IEEE Journal of Selected Topics in Applied Earth Observations and Remote Sensing | 2014
Lingjun Kang; Liping Di; Meixia Deng; Yuanzheng Shao; Genong Yu; Ranjay Shrestha
Normalized Difference Vegetation Index (NDVI)-precipitation correlation has long been studied. In previous studies, the correlation was usually based on global regression model, which assumed such correlation be constant across the space. However, NDVI-precipitation correlation is spatially dependent and affected by local factors (e.g., soil background).
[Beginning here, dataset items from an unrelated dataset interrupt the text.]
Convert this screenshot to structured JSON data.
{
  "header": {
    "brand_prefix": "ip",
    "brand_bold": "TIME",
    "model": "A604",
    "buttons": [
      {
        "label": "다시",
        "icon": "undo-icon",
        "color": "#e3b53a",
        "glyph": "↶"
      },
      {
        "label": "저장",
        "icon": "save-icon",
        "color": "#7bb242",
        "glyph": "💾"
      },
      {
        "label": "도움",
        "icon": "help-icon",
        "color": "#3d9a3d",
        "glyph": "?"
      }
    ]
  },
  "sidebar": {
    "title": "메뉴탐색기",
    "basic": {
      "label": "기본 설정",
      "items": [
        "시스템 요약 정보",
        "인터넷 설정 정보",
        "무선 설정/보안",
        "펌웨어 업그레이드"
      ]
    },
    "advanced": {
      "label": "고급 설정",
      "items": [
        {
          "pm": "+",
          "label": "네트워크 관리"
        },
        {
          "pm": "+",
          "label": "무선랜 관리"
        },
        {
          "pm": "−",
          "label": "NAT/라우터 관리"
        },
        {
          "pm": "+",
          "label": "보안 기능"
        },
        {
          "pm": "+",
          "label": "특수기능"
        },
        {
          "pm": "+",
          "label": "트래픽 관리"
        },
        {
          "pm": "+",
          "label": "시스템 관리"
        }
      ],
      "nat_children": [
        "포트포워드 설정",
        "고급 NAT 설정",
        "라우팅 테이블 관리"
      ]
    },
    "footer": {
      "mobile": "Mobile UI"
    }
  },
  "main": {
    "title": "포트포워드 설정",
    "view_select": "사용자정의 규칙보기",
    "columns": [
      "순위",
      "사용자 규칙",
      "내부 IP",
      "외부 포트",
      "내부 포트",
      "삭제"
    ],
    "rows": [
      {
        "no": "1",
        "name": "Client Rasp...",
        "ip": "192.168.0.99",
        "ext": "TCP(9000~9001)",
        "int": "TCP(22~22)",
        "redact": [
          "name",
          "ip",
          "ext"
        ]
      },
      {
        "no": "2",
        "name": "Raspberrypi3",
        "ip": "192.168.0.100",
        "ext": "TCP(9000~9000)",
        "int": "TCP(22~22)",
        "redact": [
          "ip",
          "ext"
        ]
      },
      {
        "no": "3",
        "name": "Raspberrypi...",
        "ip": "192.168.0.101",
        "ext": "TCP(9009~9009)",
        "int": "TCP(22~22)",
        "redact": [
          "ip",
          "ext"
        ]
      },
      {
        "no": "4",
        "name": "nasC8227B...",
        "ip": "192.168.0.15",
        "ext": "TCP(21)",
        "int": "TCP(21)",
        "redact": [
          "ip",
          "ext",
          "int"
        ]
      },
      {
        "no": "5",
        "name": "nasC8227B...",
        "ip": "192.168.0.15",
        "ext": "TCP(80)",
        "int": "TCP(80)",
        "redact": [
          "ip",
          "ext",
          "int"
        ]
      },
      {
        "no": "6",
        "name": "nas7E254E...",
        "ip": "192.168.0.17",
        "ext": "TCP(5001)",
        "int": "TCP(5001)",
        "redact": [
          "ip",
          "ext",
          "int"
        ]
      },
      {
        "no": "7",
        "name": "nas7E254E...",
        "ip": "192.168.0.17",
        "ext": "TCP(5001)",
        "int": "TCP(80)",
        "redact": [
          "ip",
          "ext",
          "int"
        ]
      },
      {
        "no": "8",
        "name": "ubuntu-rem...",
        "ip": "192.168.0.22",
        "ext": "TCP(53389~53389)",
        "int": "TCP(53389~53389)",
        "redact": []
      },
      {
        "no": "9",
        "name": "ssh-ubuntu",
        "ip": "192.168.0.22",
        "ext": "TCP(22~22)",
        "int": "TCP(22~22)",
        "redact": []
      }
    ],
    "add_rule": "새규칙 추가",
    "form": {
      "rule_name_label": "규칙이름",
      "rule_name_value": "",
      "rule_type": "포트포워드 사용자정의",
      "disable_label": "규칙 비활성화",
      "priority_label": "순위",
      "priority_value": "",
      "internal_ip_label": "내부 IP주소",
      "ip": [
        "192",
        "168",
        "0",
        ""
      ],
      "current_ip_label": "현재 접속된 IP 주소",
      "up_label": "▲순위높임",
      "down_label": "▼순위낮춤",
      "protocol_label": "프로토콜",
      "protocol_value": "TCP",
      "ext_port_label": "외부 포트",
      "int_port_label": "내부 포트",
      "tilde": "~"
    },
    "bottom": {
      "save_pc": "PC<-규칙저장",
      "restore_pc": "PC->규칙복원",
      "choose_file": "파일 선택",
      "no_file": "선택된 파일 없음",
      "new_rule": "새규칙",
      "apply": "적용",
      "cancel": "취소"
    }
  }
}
In this paper, geographically weighted regression model is utilized to analyze the NDVI-precipitation correlation on three land use types (i.e., 1) grassland, 2) fallow/idle land, and 3) winter wheat land) within U.S. central great plain area. Results suggest that geographically weighted regression model has better performances than global regression models. Specifically, higher average R2 (0.81) and lower proportion (9%) of residuals with spatial autocorrelation has been achieved under geographically weighted regression in comparison with lower average R2 (0.68) and higher proportion (38%) of residual with spatial autocorrelation under global regression models. In addition, the spatially dependent correlation between NDVI and precipitation has been revealed with geographically weighted regression model. From the north to south, the increasing unit rate of NDVIs change with precipitation has been found through spatially varying regression slopes. Moreover, local factors affecting NDVI-precipitation correlation, such as soil permeability and thickness, have been identified through analyzing the local goodness of fitting under geographically weighted regression model. In summary, unveiled spatial patterns of NDVI-precipitation correlation provide another perspective for studying correlations between NDVI and climatic factors. This work should also be helpful to better understand crop responses to precipitation in agricultural management.